From The Colorado River Conservation District:
After a winter of near-average snowfall, Mother Nature put the brakes on Western Colorado’s snowpack beginning in mid-March. As a result, the snowpack withered prematurely and West Slope runoff has suffered, a fact compounded by the lack of subsequent spring moisture. The Gunnison River peaked in mid-May and the Colorado River peak is expected this week.
According to the Colorado River District, Western Colorado’s hot and dry summer and fall of 2019 set a poor stage for whatever snow was to come, especially in the Gunnison and San Juan basins. Dry soils absorb snowmelt before streams benefit. Lack of precipitation and high winds at the end of this past winter further decimated the conversion of snow to water supply.
“We are now in year 20 of an extended dry period that we should start accepting as the new normal,” said Andy Mueller, general manager of the Colorado River District. “Warmer temperatures, dry soils and disappointing spring and summer moisture are defining how we look at future policies to determine how best to protect Western Colorado water security.”
The bright spots for West Slope water supply continue to be in Grand and Summit counties, where the best snowpack peaked above average in mid-April and continues to be above-average for this time of the year, feeding the Upper Colorado River reservoirs such as Dillon, Green Mountain, Wolford Mountain and Granby.
The situation is much different to the west and the south with below normal snowpack and seasonal runoff forecasts that approached half of what is normally expected in the Grand Mesa zone above the Grand Valley and lower Delta County.
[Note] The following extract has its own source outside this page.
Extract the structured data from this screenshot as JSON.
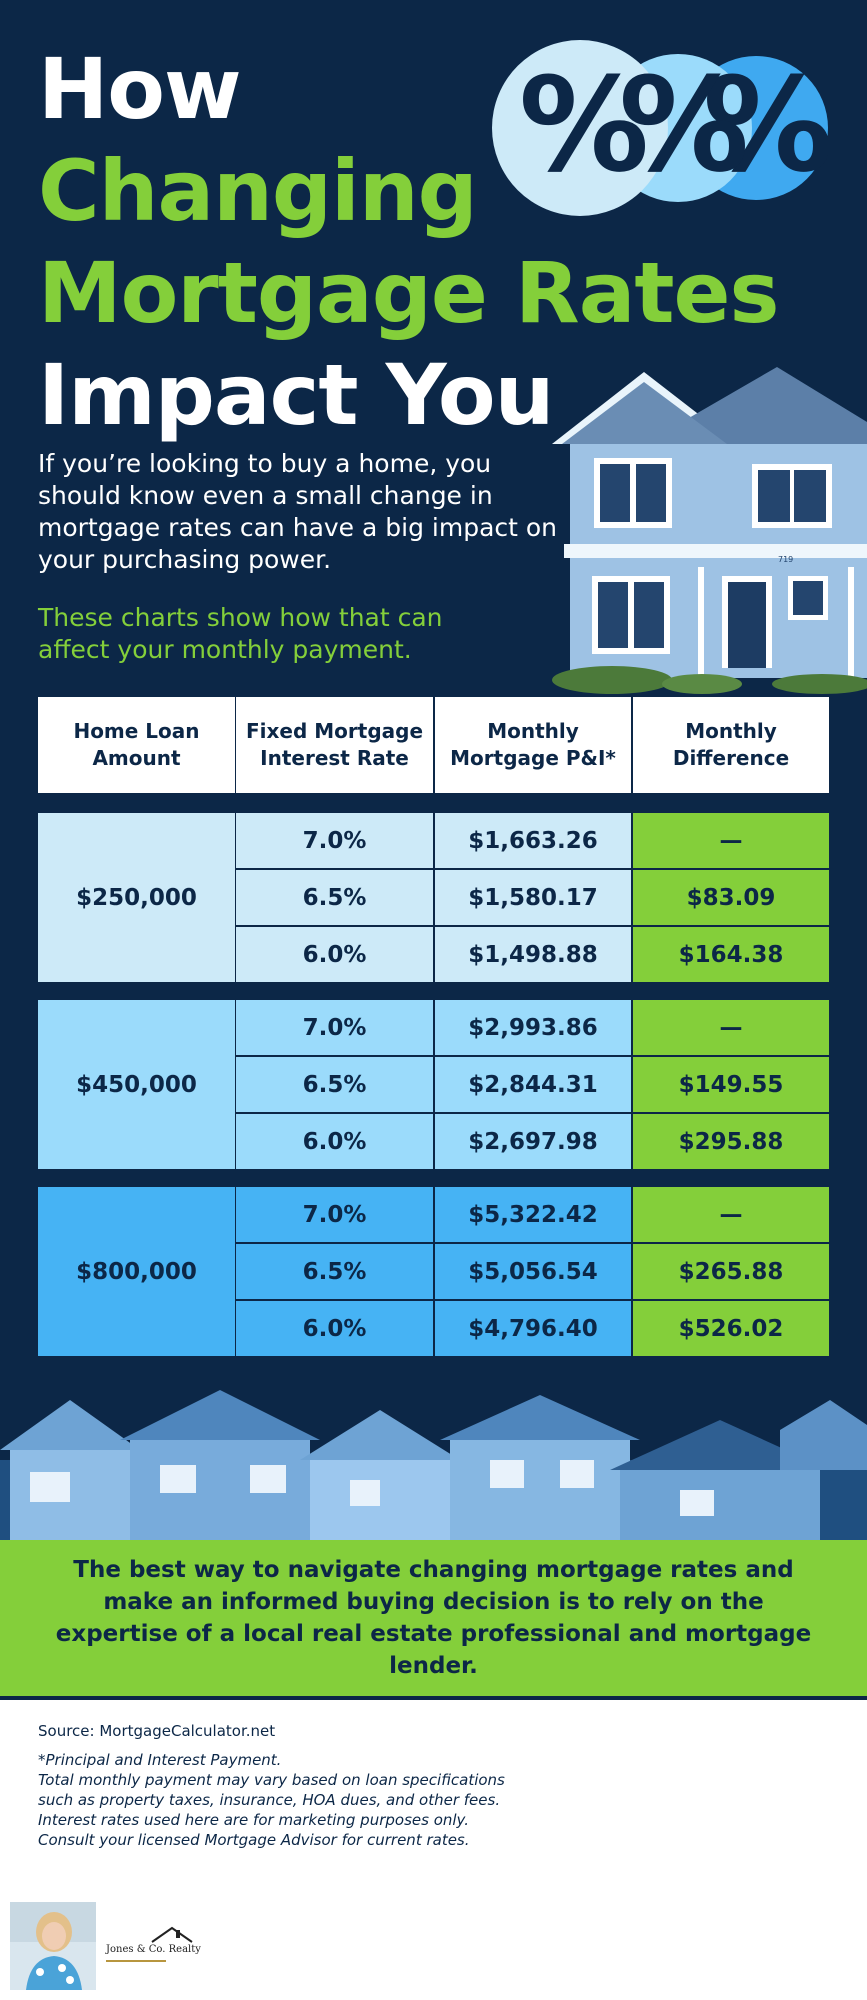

The same holds for the greater Gunnison, Uncompahgre and San Juan river basins.
The Western Water Assessment, based at the University of Colorado-Boulder, reported that a “very dry” April in Utah and southern Colorado spurred snowmelt, while northern Colorado benefited from near- average precipitation and near- to below-average temperatures. Summer temperatures are expected to be well above average with near-average precipitation, although important seasonal monsoonal rain activity is difficult to predict.
Western Colorado contributes about 70% of inflows into Lake Powell, where the total April to July runoff forecast has now fallen to 56% of normal at 4 million acre-feet. Contributions from the Green River through Utah and Wyoming are not anticipated to be enough to offset Western Colorado’s dryness. San Juan Basin runoff is expected to be less than 50% of normal.
The accumulation of snowfall and associated runoff records over time inform water planners about drought or wet trends. Unfortunately, with fifty-six percent of normal runoff into Powell, the drought that started in 2000 continues through 2020. Lake Powell was last full in 1999. It’s just about half full currently.
Here are some reservoir outlooks throughout the Colorado River District:
− On the Colorado mainstem, Granby and Green Mountain reservoirs are expected to fill. Wolford Mountain, owned and operated by the Colorado River District, is already full.
− Ruedi Reservoir is projected to fill.
− Elkhead Reservoir and Stagecoach Reservoir in the Yampa Basin will fill.
− Blue Mesa Reservoir in the Gunnison Basin will hit 75% full due to inflows that are 54% of normal.
− Ridgway Reservoir and Taylor Park reservoirs will reach 90% capacity, with forecasted seasonal inflows of 54% and 70%, respectively.
River peaks are another data point of interest to many:
− The Gunnison River peaked on May 19 at about 5,000 cubic feet a second at the Whitewater gauge near Grand Junction.
− The Colorado River will peak this week at Cameo at about 12,900 cubic feet a second, with flows aided by upstream reservoir releases to support endangered fish habitat.
− The Yampa River near Deer lodge Park may already have seen its peak at about 13,400 cubic feet a second in early May.